A sampling of a lesson inside.

Several memory verses are taught throughout the course in an incremental manner, and I really like that.  Vocabulary is served 5 words a lesson, each lesson lasts a week. Small enough lists not to tax a child.  I really like that too.  

Grammar is also included.  They only give what is needed, so that is another plus.

A sampling conjugation of a verb.  { Lesson 4 }  If you look closely you can make out my pencil markings separating the root stem ( verb ) from their endings ( pronouns ).

The course also includes flash cards - alphabet.  The letter on one side, the name on the other.

More flash cards - the word on one side, the definition on the other.

I do have to mention that there is also a workbook available as well.  I have one somewhere, half used no doubt.  I don't plan on using it though.  Not yet, anyway.  Mostly because less is more { at this age }, and slow and steady wins the race.

There are an additional two levels for this course.  So there's plenty to keep your primary student busy for a few years.  After that you can jump a child to Mounce or Wenham.  Or if you're game, you can try an old time version for FREE from Textkit.

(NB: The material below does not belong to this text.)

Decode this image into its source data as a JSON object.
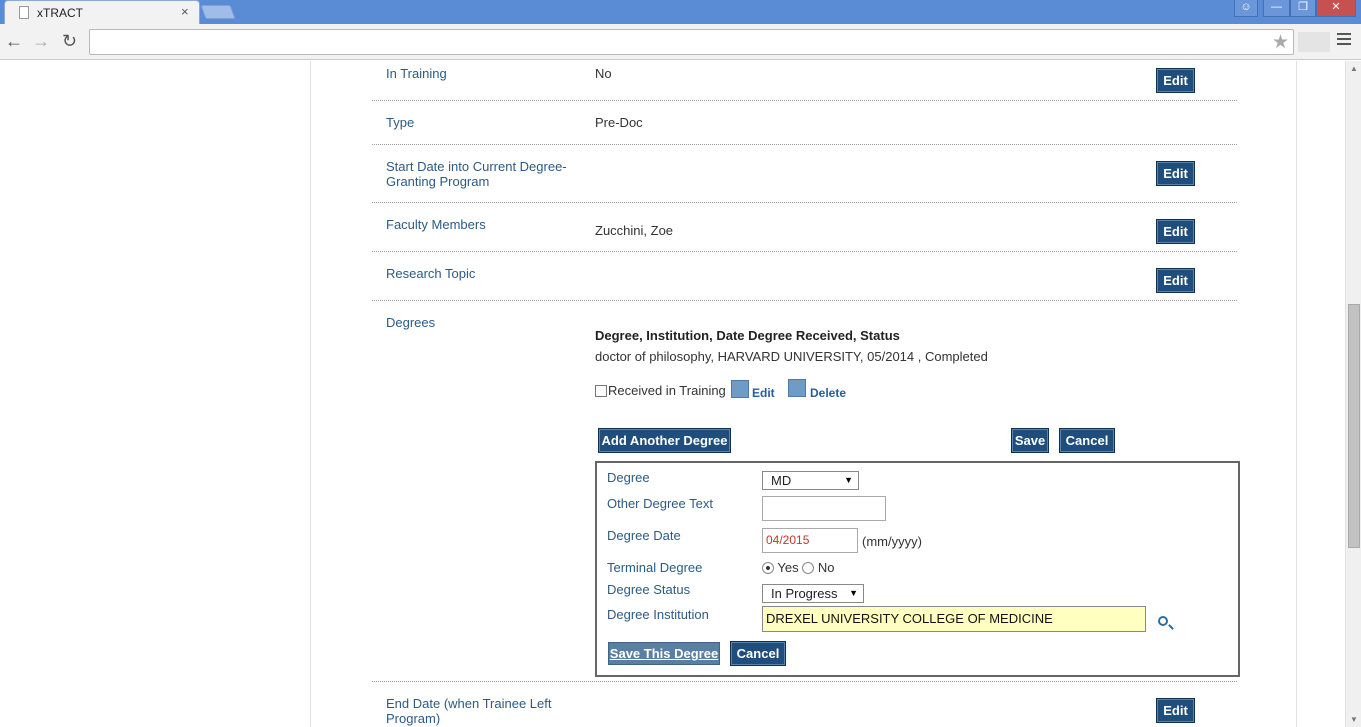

Additionally, please allow me to add one more tiny little thing; I hear on the wind of the internet that a new Greek course is on it's way by a different company - which, if their current materials are anything to go by - we should be absolutely delighted when it is made available.  Just between you and me, I can't wait!

In the mean time the alphabet is making a lovely introduction to the course.

Do you study New Testament Greek?

Today I am linking up with:

Living and Learning at Home

I hope you can join us.


  1. That looks like a good program. I know NT Greek is something that we would like to include. My challenge is fitting everything in.

    1. My oldest daughter used this program and it worked well for her as a teen.

      Our current crop of Greek learners is younger and I'm pleased to have Bluedorn's Greek Alphabetarion for them to use before we start Elementary Greek.

  2. I too also find it a challenge to fit everything in. So much to do { fun stuff }, not enough time.

    Oh yes, I have heard about their Greek Alphabetarion. One day I should like to have a look at it. :o)

  3. I would really like my kids to learn Greek, too. Right now we are doing Latin. Maybe in a couple of years? Like everyone else is do we fit it all in?!? Thanks for sharing what you guys are doing!

  4. Hi Amy,

    Memoria Press has First Form Greek { IN THE WINGS }. Perhaps by the time you are ready to add in Greek the books and materials may be readily available. It is currently available in their online courses – which I presume is for beta testing, but I think that once they are done with that, and it’s all good to go, it will be made available the same as their First For Latin.

    Yes, how do we fit it all in? There are sooo many good curriculum out there. So many delightful materials to put our hands into. Precept upon precept, line upon line. Slow and steady wins the race. I just keep putting my hands in the basket to see what delicious food I get to eat each day.